Había una vez un bosque mágico en el que crecían todo tipo de árboles: de hoja perenne, de hoja caduca, de hojas grandes, de hojas pequeñas y así, todas las diferencias que se puedan imaginar.
Con el paso del tiempo, todos los árboles fueron creciendo, haciéndose cada vez más altos y con troncos más grandes. Todos menos Verdecín, que se había quedado chiquitín.
Todos los árboles se reían de Verdecín, porque apenas había crecido mientras los demás se habían hecho muy grandes, incluso enormes.
—Esfuérzate más, Verdecín —le decían las ardillas.
Pero el problema no es que Verdecín no quisiera crecer.
—Vamos, Verdecín, que tú puedes —le decían los pájaros.
Pero es que Verdecín no podía crecer más deprisa.
Un día entró en el bosque un mago en busca de algunos ingredientes para sus pócimas y sus ungüentos. Iba busca la corteza de algunos árboles, resina de otros y también algunas hojas y frutos.
El mago estaba muy entretenido con su trabajo hasta que, de pronto, vio a Verdecín.
—Hola, amiguito —dijo el mago—. ¿Quién eres tú?
—Soy Verdecín, el árbol chiquitín —dijo el arbolito.
—Sí que eres chiquitín, sí —dijo el mago—. ¿Eres nuevo o algo así? Pensé que en este bosque milenario no nacían árboles nuevos.
—Yo soy un árbol milenario, como los demás —dijo Verdecín—. Pero yo no puedo crecer tan deprisa como ellos.
—-¿Milenario, dices? —preguntó el mago.
—Sí, milenario —dijo Verdecín—. Tengo miles de años de edad.
El mago lo miró con interés. Revisó cada rama, cada hoja, cada recodo del árbol. Después de un rato, el mago dijo:
—Verdecín, eres un auténtico tesoro. Tú no eres un árbol milenario. ¡Eres un bonsái milenario! ¡Eres único! ¡Eres una maravilla de la naturaleza!
—¿De verdad? —preguntó Verdecín.
—¡Sí! —dijo el mago—. Dentro de ti hay más poder que en el resto de los árboles de este bosque mágico.

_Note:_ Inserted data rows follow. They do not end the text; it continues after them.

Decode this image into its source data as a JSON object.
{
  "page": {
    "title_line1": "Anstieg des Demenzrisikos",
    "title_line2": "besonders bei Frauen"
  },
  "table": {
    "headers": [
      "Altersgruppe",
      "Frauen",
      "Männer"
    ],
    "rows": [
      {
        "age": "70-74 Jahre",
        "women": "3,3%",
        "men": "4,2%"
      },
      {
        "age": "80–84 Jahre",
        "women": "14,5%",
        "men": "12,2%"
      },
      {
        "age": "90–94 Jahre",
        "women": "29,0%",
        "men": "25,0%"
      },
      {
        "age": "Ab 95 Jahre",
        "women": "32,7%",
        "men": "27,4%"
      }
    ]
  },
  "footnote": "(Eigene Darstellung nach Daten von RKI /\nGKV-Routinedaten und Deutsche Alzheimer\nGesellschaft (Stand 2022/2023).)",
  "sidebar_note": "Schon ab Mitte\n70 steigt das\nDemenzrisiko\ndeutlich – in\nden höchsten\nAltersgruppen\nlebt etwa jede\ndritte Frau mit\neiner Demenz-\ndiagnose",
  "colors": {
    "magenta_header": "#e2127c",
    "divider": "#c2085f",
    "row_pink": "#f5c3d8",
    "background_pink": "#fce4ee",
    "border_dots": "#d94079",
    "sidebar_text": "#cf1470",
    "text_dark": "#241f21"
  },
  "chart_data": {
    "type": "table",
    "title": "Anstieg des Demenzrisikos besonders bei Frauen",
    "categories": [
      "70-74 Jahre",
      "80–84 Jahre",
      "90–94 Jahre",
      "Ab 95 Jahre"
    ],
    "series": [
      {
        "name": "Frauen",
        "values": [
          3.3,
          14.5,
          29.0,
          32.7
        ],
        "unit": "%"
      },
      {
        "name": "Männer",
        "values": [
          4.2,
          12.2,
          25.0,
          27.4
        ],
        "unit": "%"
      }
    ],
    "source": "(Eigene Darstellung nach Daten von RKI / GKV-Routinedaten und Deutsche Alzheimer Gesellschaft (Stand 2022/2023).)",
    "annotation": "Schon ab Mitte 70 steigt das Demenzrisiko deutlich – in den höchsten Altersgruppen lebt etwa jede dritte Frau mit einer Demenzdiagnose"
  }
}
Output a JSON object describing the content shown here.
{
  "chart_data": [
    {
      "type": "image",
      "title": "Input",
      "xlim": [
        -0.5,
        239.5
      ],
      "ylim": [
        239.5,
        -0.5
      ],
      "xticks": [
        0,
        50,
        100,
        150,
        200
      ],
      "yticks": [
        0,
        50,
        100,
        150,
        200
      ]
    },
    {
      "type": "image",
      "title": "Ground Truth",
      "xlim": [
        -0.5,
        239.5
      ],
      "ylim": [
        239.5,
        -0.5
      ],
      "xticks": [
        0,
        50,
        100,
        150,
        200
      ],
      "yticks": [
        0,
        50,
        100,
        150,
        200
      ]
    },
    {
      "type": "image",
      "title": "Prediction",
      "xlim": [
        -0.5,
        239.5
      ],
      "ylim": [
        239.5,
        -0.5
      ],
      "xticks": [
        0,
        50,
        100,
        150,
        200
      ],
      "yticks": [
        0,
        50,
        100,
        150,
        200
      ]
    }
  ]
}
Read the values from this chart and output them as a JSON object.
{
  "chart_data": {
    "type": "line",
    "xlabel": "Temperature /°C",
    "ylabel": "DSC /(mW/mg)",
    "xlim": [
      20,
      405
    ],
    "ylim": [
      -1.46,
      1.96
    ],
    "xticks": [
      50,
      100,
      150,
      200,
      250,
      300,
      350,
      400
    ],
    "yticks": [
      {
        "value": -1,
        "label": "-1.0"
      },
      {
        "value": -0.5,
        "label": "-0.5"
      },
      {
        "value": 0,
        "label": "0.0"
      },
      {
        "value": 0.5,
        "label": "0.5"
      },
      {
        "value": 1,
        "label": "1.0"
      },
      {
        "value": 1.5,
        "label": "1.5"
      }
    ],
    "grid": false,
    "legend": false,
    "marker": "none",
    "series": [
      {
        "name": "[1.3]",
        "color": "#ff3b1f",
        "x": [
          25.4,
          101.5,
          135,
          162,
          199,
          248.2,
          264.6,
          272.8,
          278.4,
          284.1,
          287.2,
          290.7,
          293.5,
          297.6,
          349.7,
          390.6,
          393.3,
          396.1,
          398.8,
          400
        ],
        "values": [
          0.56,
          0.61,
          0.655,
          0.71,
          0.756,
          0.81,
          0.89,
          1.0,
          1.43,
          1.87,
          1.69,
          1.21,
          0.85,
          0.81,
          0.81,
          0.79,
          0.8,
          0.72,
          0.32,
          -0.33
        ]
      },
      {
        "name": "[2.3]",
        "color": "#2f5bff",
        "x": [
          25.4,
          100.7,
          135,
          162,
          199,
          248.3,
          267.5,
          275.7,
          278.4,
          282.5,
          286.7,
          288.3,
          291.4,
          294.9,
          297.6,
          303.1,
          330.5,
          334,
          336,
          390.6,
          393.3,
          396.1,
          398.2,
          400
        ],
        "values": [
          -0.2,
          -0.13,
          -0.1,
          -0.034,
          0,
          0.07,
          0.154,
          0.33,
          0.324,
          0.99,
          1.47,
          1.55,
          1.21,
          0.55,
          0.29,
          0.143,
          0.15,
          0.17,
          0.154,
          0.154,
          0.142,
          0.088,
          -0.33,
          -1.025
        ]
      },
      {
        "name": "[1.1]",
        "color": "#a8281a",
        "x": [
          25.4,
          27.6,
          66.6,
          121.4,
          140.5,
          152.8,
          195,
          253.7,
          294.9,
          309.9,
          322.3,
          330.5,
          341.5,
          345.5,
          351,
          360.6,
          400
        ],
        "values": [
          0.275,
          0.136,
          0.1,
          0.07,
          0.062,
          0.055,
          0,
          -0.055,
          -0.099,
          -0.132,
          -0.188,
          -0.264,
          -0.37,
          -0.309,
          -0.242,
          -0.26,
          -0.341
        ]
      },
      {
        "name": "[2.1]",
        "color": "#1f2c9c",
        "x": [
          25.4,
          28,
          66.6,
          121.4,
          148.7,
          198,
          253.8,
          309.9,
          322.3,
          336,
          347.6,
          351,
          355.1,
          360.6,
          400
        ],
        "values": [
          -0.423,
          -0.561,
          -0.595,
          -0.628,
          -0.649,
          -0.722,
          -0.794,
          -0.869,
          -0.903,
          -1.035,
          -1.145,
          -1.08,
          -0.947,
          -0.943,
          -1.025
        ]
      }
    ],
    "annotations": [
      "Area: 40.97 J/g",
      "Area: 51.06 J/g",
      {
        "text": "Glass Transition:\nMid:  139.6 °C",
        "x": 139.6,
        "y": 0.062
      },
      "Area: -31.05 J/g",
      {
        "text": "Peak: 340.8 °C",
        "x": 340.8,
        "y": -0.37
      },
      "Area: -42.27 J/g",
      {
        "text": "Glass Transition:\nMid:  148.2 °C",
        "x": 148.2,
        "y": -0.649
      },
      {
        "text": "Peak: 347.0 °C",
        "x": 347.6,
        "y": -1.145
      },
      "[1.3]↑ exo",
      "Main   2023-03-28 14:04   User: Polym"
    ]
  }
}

Todos los árboles del bosque mágico empezaron a protestar.
—¿Ese enano de ahí dices que tiene más poder que nosotros? ¡Ni hablar! Pero si no llega ni a arbusto de lo canijo que es.
Pero el mago no les hizo caso. Lo que sí hizo fue colocar su varita mágica sobre las hojas de Verdecín. En seguida, la varita se cargó de energía y empezó a brillar.
—¡Sí! —gritó el mago—. ¡Este es el bonsái mágico que tanto tiempo llevamos buscando!
El mago se fue corriendo. Pero tardó poco en volver, esta vez cargado con una pala y maceta.
—¿Qué piensas hacer? —le preguntaron los árboles.
—Me llevo a este pequeñín —dijo el mago—. Voy a ser el mago más poderoso del mundo gracias a él.
—¡De eso nada! —gritaron los árboles. Y empezaron a agitar sus ramas y a levantar sus raíces. Los animalitos del bosque se colocaron alrededor de Verdecín para protegerlo.
El mago se asustó mucho. Las leyendas hablaban de la furia del bosque mágico, y no eran muy alentadoras.
—Ese canijo se queda aquí, con nosotros —gritaron los árboles—. Este es su sitio y tú no te lo vas a llevar.
El mago se marchó, asustado.
—Y no vuelvas por aquí —gritaron los árboles.
Todos los árboles se disculparon con Verdecín y prometieron no volver a meterse con él.
—Creí que no os gustaba —dijo Verdecín.
—Hemos sido unos tontos por meternos con tu tamaño —dijo uno de los árboles—. En nuestro orgullo pensamos que por ser más grandes valíamos más que tú, que eres pequeño. Pero el valor no tiene nada que ver con el tamaño. Además, eres nuestro hermano y te protegeremos siempre.
Verdecín les dio las gracias a todos. Dicen que muchos magos intentaron entrar a por Verdecín y que incluso dañaron a algunos árboles y animales para conseguirlo. Pero jamás nunca nadie llegó hasta él, porque todos los protegían, dando lo mejor de sí mismos. Porque cuando uno es grande y fuerte debe proteger a los más pequeños y los más débiles.